Baltasar Gracián was a 17th-century Spanish Jesuit who put together a book of aphorisms usually translated The Pocket Oracle and Art of Prudence or simply The Art of Worldly Wisdom. It’s one of a few books that have had a very large effect on my life. Today’s quotation-as-title comes from him.
The historian in me wonders about why we seem to live in such crazy times. My simple answer is ‘the internet’, but I want to dig into a bit using an essay from Scott Alexander:
[T]oday we have an almost unprecedented situation.
We have a lot of people… boasting of being able to tolerate everyone from every outgroup they can imagine, loving the outgroup, writing long paeans to how great the outgroup is, staying up at night fretting that somebody else might not like the outgroup enough.
This is really surprising. It’s a total reversal of everything we know about human psychology up to this point. No one did any genetic engineering. No one passed out weird glowing pills in the public schools. And yet suddenly we get an entire group of people who conspicuously promote and defend their outgroups, the outer the better.

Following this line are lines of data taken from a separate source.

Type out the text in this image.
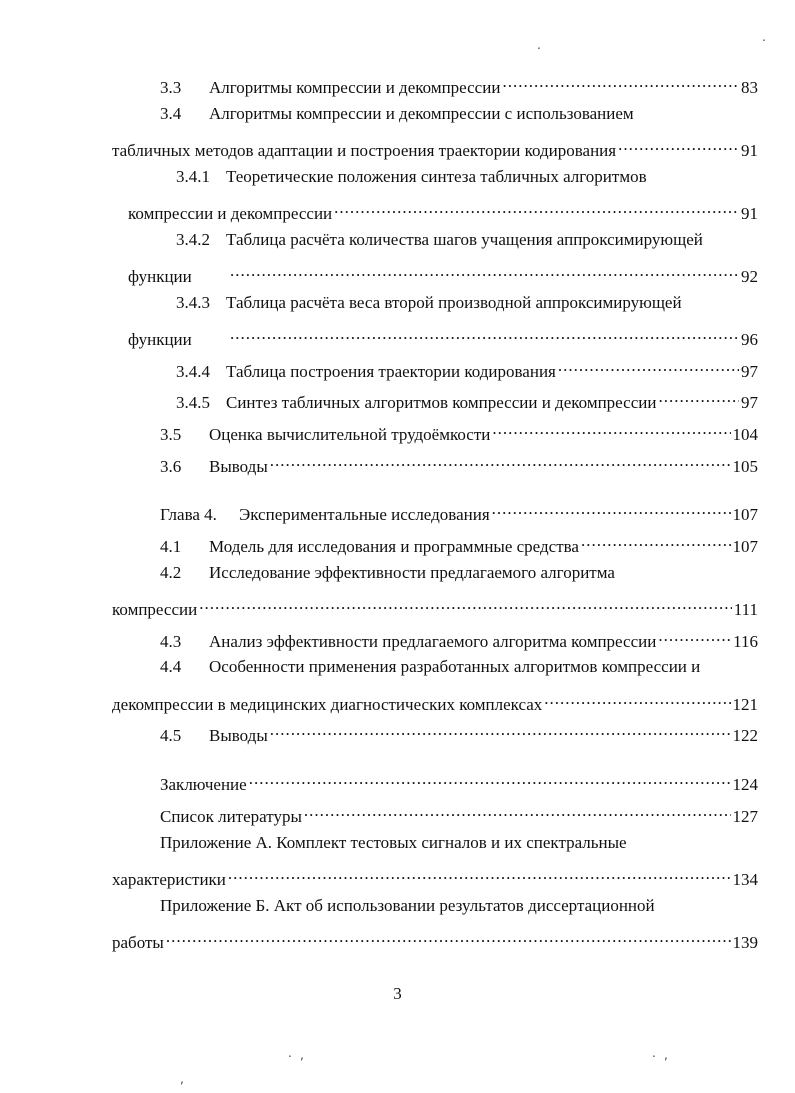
3.3	Алгоритмы компрессии и декомпрессии .....	83
3.4	Алгоритмы компрессии и декомпрессии с использованием
табличных методов адаптации и построения траектории кодирования .....	91
3.4.1 Теоретические положения синтеза табличных алгоритмов
компрессии и декомпрессии .....	91
3.4.2 Таблица расчёта количества шагов учащения аппроксимирующей
функции .....	92
3.4.3 Таблица расчёта веса второй производной аппроксимирующей
функции .....	96
3.4.4 Таблица построения траектории кодирования .....	97
3.4.5 Синтез табличных алгоритмов компрессии и декомпрессии .....	97
3.5	Оценка вычислительной трудоёмкости .....	104
3.6	Выводы .....	105
Глава 4.	Экспериментальные исследования .....	107
4.1	Модель для исследования и программные средства .....	107
4.2	Исследование эффективности предлагаемого алгоритма
компрессии .....	111
4.3	Анализ эффективности предлагаемого алгоритма компрессии .....	116
4.4	Особенности применения разработанных алгоритмов компрессии и
декомпрессии в медицинских диагностических комплексах .....	121
4.5	Выводы .....	122
Заключение .....	124
Список литературы .....	127
Приложение А. Комплект тестовых сигналов и их спектральные
характеристики .....	134
Приложение Б. Акт об использовании результатов диссертационной
работы .....	139
3
. ,	. ,
,
.
.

What is going on here?Scott Alexander
It’s long, and towards the end, Alexander realises that he’s perhaps guilty of the very thing he’s pointing out. Nevertheless, his definition of an ‘outgroup’ is useful:
So what makes an outgroup? Proximity plus small differences. If you want to know who someone in former Yugoslavia hates, don’t look at the Indonesians or the Zulus or the Tibetans or anyone else distant and exotic. Find the Yugoslavian ethnicity that lives closely intermingled with them and is most conspicuously similar to them, and chances are you’ll find the one who they have eight hundred years of seething hatred toward.Scott Alexander
Over the last three years in the UK, we’ve done a spectacular job of adding a hatred of the opposing side in the Brexit debate to our national underlying sense of xenophobia . What’s necessary next is to bring everyone together and, whether we end up leaving the EU or not, forging a new narrative.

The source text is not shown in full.